Она оживилась, а ее руки были в беспрестанном движении. Она снова открыла сумочку и достала небольшую металлическую коробочку.
- У вас нет стакана воды? Мне лучше принять лекарство, которое прописал доктор Ларю.
Мегрэ открыл стенной шкаф, в котором хранились графин с водой, стакан и даже бутылка коньяку, который иной раз бывал весьма кстати.
- Благодарю вас... Я стараюсь оставаться спокойной... Все считают меня очень выдержанной, даже не догадываясь, как дорого мне все это дается... Так о чем я говорила?
- О вашем замужестве... Брат был тогда в Версале...
Отец...
- Да... Брат учился в Версале всего год, потом его оттуда выгнали.
- Он снова сбежал?
- Нет. Но он был недисциплинированный, и учителя ничего не могли с ним поделать... Понимаете, я ни разу не жила с ним длительное время, чтобы узнать его поближе. Я уверена, что по натуре он не плохой. Его подводит воображение. Может быть, виной тому детство в санатории, когда он почти все время был прикован к постели и чувствовал себя покинутым? Помню, однажды он исчез, и я обнаружила его лежащим на полу чердака. "Что ты здесь делаешь, Филипп?" - "Рассказываю себе разные истории..." Увы, он их рассказывал не только себе. Я сказала отцу, что мы заберем его к себе домой. Рене не возражал. Он первый мне это предложил. Отец не захотел и отдал его в другой пансион, на сей раз в Париже. Филипп навещал нас на улице Нотр-Дам-де-Шан каждую неделю. Мы уже жили там. Муж действительно относился к нему, как к сыну... Но скоро родилась Вероника...
Тихая, красивая улица, удобная квартирка, в окружении монастырей, в двух шагах от тенистых аллей Люксембургского сада. Порядочные люди. Процветающее дело. Счастливая семья...
- Как вы знаете, мой отец...
- Где это случилось?
- На улице Даро. В кресле. Он надел мундир и поставил перед собой только мамину и мою фотографии.
- А что стало с Филиппом?
- Он кое-как учился. Два года жил у нас. Было ясно, что ему не получить степени бакалавра, и Рене хотел взять его к себе в дело.
- Какие отношения установились между вашим братом и мужем?
- Рене проявлял бесконечное терпение... Он скрывал от меня как мог выходки Филиппа, а тот этим пользовался... Он не терпел никакого принуждения, никакой дисциплины... Часто он не приходил к обеду, являлся домой в любое время ночи, и всегда у него была наготове очередная история... Началась война...
Филиппа исключили из новой школы, и мы с мужем, хотя и не говорили между собой на эту тему, были очень обеспокоены его судьбой... Думаю, что и у Рене были своего рода угрызения совести... Возможно, останься я на улице Даро...

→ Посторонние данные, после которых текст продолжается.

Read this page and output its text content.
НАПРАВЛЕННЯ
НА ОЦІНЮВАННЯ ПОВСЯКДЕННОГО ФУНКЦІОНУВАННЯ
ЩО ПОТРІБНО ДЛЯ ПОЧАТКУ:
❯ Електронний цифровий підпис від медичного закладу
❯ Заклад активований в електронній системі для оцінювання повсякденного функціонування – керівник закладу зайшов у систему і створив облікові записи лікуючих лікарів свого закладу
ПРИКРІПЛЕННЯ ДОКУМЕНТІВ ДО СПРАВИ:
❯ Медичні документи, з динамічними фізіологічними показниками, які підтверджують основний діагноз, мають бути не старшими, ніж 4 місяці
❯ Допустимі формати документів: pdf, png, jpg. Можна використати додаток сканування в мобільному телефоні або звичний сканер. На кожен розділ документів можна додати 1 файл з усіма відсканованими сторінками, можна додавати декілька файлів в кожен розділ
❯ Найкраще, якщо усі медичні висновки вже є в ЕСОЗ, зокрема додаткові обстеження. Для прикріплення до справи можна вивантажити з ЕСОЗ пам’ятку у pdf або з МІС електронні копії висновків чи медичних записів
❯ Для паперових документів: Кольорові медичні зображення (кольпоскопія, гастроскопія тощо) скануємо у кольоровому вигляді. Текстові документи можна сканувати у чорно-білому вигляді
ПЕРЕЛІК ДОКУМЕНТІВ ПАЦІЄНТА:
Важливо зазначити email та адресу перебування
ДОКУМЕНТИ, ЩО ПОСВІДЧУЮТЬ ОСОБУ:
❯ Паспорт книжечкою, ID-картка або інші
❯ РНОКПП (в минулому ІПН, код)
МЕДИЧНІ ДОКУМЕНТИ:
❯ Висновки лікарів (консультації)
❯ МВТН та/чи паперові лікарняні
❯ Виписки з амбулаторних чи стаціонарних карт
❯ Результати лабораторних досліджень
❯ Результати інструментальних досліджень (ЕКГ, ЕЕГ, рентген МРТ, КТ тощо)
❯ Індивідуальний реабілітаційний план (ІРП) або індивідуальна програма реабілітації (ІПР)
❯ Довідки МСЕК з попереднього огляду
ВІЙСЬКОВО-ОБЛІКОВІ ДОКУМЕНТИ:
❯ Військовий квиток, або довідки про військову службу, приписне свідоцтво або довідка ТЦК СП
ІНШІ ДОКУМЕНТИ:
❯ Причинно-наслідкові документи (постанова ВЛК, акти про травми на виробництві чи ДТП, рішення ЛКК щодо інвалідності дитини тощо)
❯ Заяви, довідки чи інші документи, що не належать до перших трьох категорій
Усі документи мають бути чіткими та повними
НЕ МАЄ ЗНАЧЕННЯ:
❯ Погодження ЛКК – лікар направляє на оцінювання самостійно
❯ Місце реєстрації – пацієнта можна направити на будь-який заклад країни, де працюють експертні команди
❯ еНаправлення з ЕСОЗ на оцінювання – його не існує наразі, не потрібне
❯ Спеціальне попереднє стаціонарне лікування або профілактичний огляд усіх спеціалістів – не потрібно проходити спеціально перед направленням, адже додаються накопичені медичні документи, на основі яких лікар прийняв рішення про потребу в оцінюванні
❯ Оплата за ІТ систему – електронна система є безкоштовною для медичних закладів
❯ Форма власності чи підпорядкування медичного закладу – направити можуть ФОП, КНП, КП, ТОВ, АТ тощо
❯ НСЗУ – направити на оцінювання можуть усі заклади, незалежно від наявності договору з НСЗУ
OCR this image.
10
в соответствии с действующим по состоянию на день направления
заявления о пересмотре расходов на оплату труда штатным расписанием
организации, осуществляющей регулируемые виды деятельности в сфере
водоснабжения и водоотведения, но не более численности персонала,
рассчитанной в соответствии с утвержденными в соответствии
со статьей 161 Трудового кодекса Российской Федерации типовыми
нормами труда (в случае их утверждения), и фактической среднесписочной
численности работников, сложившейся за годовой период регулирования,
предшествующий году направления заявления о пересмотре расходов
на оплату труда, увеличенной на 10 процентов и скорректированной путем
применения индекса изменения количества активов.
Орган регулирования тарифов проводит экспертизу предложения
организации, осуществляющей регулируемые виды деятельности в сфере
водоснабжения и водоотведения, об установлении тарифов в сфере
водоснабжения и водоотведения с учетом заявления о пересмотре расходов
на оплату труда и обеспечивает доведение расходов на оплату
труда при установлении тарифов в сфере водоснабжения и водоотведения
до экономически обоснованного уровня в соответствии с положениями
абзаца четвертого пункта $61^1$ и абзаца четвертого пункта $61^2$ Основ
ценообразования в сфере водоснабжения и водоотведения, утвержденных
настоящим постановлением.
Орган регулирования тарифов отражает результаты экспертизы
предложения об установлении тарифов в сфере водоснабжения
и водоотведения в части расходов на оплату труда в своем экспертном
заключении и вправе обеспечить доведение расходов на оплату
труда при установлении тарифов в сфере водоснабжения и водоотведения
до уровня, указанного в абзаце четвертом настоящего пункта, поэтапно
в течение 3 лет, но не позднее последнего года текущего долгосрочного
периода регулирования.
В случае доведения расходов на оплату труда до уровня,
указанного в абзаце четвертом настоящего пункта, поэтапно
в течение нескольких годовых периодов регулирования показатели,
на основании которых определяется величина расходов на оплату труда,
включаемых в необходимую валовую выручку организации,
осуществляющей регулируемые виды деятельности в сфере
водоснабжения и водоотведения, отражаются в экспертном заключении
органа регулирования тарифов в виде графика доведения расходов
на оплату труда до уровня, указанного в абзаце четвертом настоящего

- Я так не считаю, - серьезно сказал Мегрэ. - Согласитесь, что ваше замужество никак не повлияло на развитие событий...
- Вы так думаете?
- За годы моей службы мне доводилось видеть десятки судеб, схожих с судьбой вашего брата, хотя тем людям не было таких оправданий, как Филиппу.
Ей очень хотелось ему поверить, но она еще не могла решиться.
- А что было во время войны?
- Филипп пошел на фронт добровольцем. Ему едва исполнилось восемнадцать, но он так настаивал, что мы в конце концов уступили. В мае 1940-го его взяли в плен в Арденнах, и мы долго не имели от него никаких известий. Всю войну он провел в Германии, сначала в лагере, потом на ферме возле Мюнхена. Мы надеялись, что он вернется другим человеком.
- Но остался тем же?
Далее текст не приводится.